To correctly begin this blog we have to start with, “ONCE UPON A TIME.” You may now be sitting with a puzzled look on your face, but let me explain. Let’s look at students A, B, and C:

Student A is a 15-year-old student whose teacher is ready to fail him because of his poor handwriting.

ONCE UPON A TIME, when the same student was four years old, he was unable to keep his alphabet aligned on his wide ruled paper nor was he able to complete simple mazes. His visual-motor integration skills were not addressed when he was young and this is now a hindrance to his progress.

Student B is a 14-year-old girl whom is extremely aggressive in school toward her peers. Moreover, she often gets into fights and appears to simply hate being around people.

ONCE UPON A TIME, she was a five-year-old little girl that would cry when having to do finger paints, have a tantrum when asked to play with modeling clay, and always complained about the tags in her shirts and how her clothes didn’t “feel right”. Her hypersensitivity/tactile defensive tendencies were not addressed when she was young and is now a hindrance to her progress.
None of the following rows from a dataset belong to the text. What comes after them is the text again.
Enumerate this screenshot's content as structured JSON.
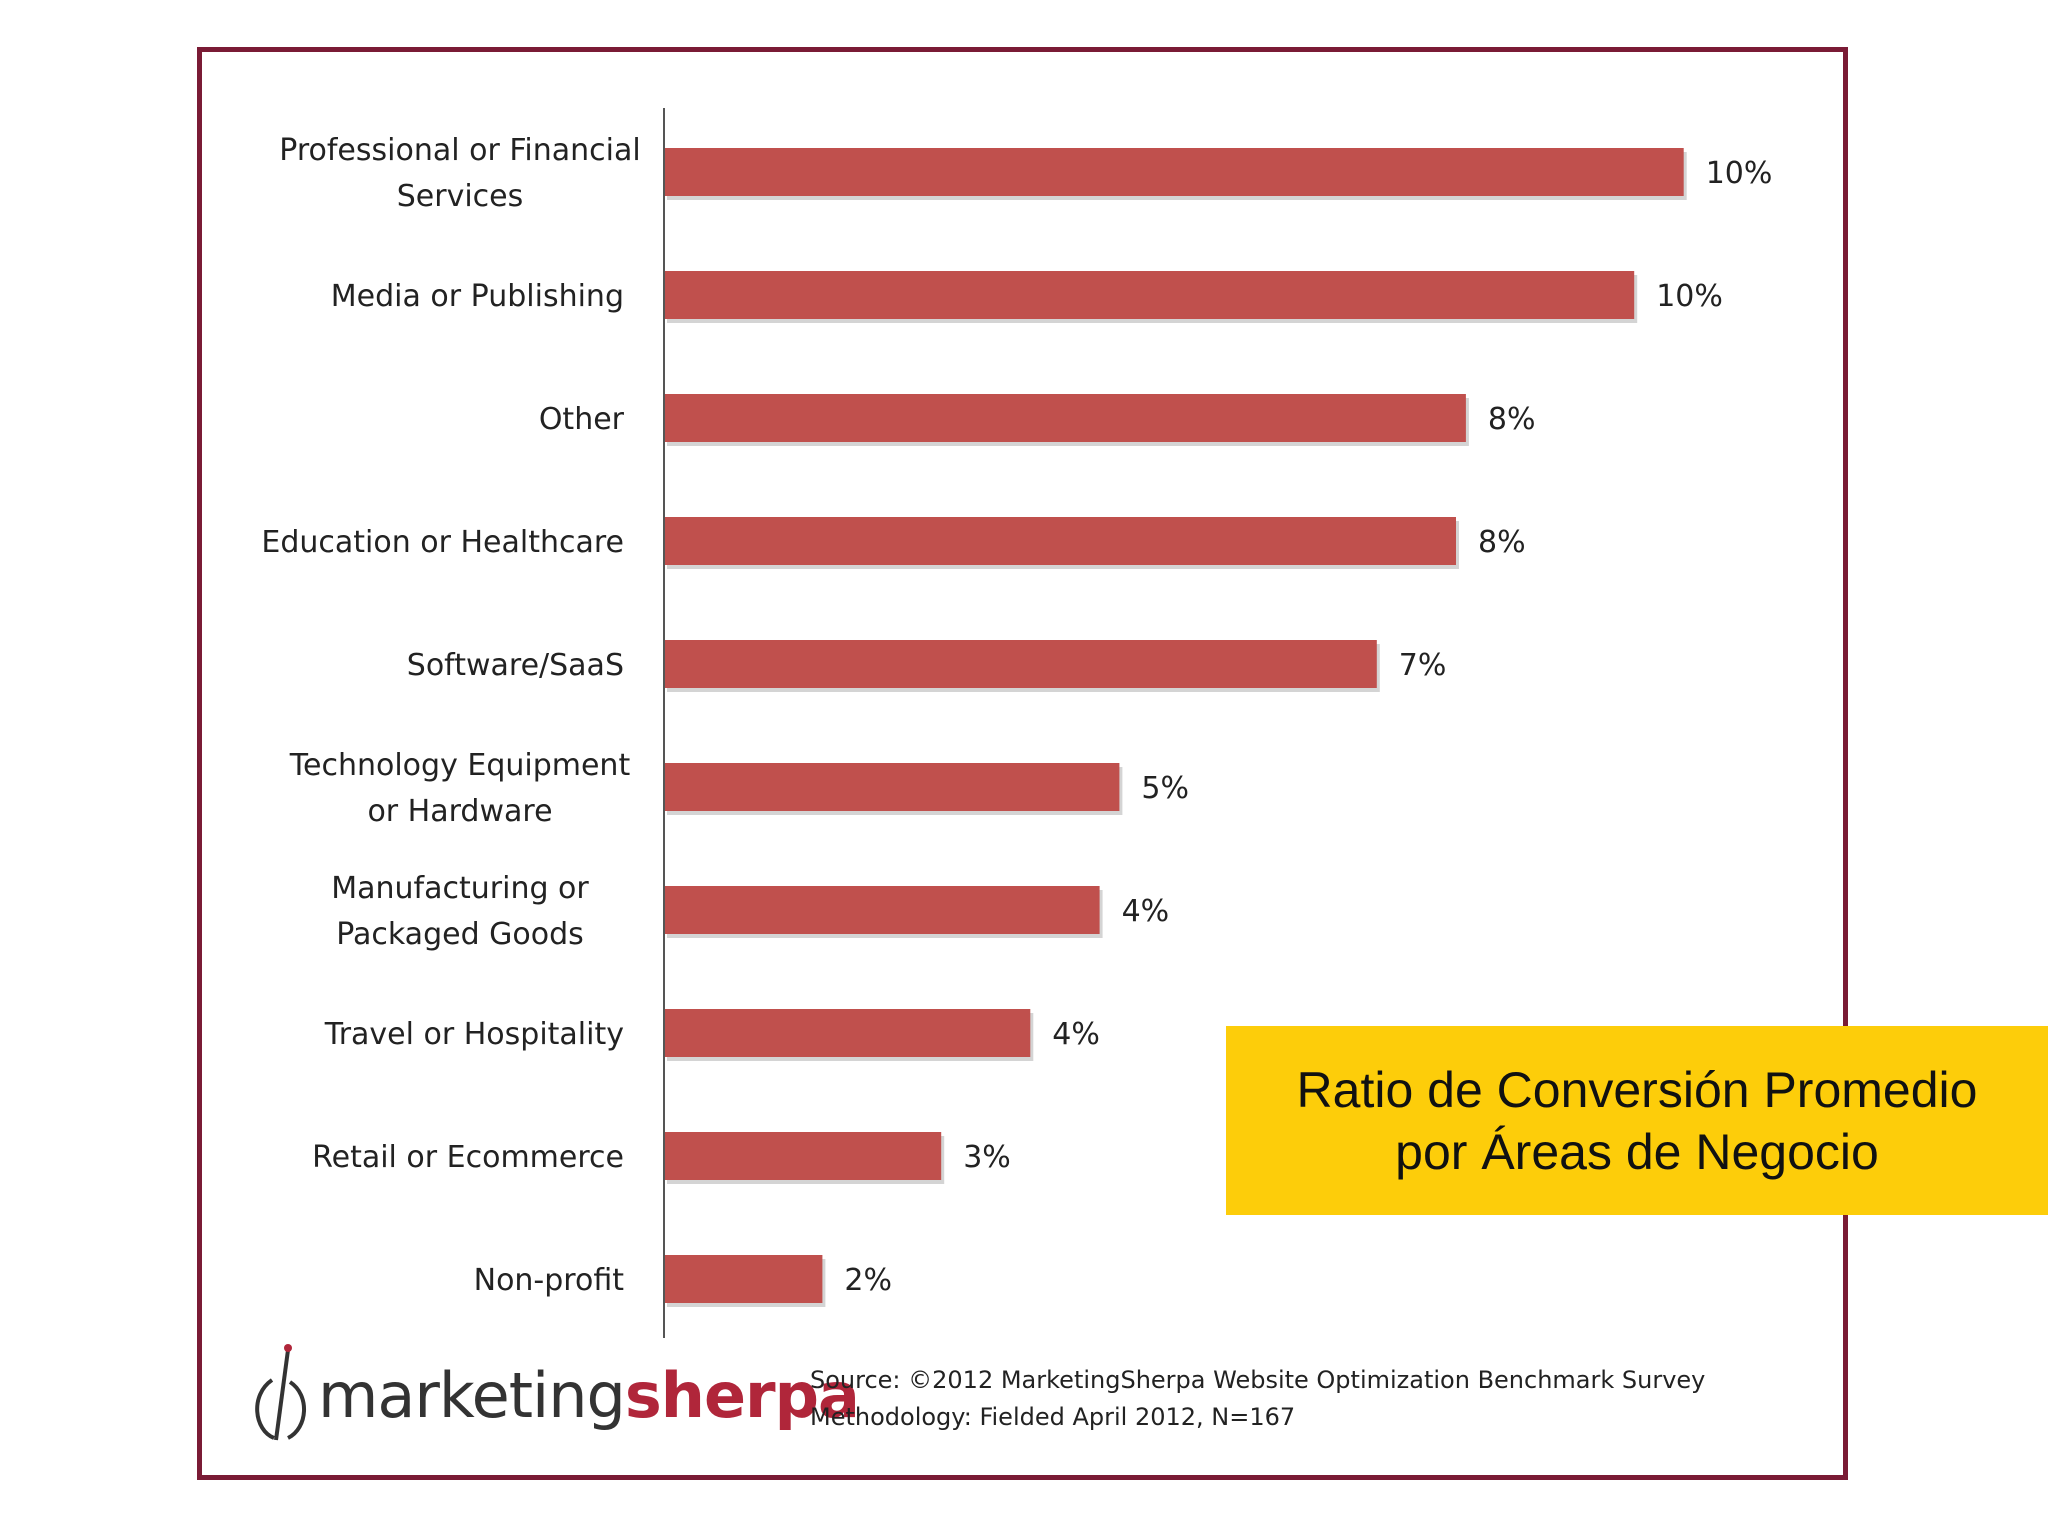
{
  "chart_data": {
    "type": "bar",
    "orientation": "horizontal",
    "categories": [
      [
        "Professional or Financial",
        "Services"
      ],
      [
        "Media or Publishing"
      ],
      [
        "Other"
      ],
      [
        "Education or Healthcare"
      ],
      [
        "Software/SaaS"
      ],
      [
        "Technology Equipment",
        "or Hardware"
      ],
      [
        "Manufacturing or",
        "Packaged Goods"
      ],
      [
        "Travel or Hospitality"
      ],
      [
        "Retail or Ecommerce"
      ],
      [
        "Non-profit"
      ]
    ],
    "values": [
      10.3,
      9.8,
      8.1,
      8.0,
      7.2,
      4.6,
      4.4,
      3.7,
      2.8,
      1.6
    ],
    "value_labels": [
      "10%",
      "10%",
      "8%",
      "8%",
      "7%",
      "5%",
      "4%",
      "4%",
      "3%",
      "2%"
    ],
    "title": "",
    "xlabel": "",
    "ylabel": "",
    "grid": false,
    "bar_color": "#c0504d"
  },
  "callout": {
    "line1": "Ratio de Conversión Promedio",
    "line2": "por Áreas de Negocio",
    "color": "#fdcd0a"
  },
  "logo": {
    "part1": "marketing",
    "part2": "sherpa"
  },
  "source": {
    "line1": "Source: ©2012 MarketingSherpa Website Optimization Benchmark Survey",
    "line2": "Methodology: Fielded April 2012, N=167"
  },
  "colors": {
    "frame": "#7a1b35",
    "brand": "#b0263a"
  }
}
Student C is a 13-year-old student whose reading comprehension has been the topic of discussion at many parent-teacher conferences. The teacher states to the parents that he is an extremely bright child and can answer any questions from a discussion in class, however, he can never fully explain or discuss a reading assignment.

ONCE UPON A TIME, when the student was seven years old and had to read aloud in class, he would often repeat words multiple times. He would read a sentence, and before starting the new sentence, he would reread the last couple of words in the previous sentence. He was also extremely poor at sports and refused to play on a majority of occasions. His visual tracking skills were not addressed when he was young and this is now a hindrance to his progress.

In all of these instances, the issues, problems, and hindrances that we see in these children could possibly be greatly decreased or even nonexistent if there would have been early intervention.

Having an individual proceed through life without successfully achieving base developmental milestones is a recipe for academic failure and scholastic latency. We must begin to look at students the same way an architect looks at building a home. If the architect has a million dollars to build a home, he would not spend only 1000 to plant or lay the foundation. If so, everything that he builds on top of that faulty foundation is bound to fall.

Early intervention allows for that steady foundation to be laid. This allows us as educators, therapists, and caregivers to later build upon that foundation and have assurance that progress can and will continue.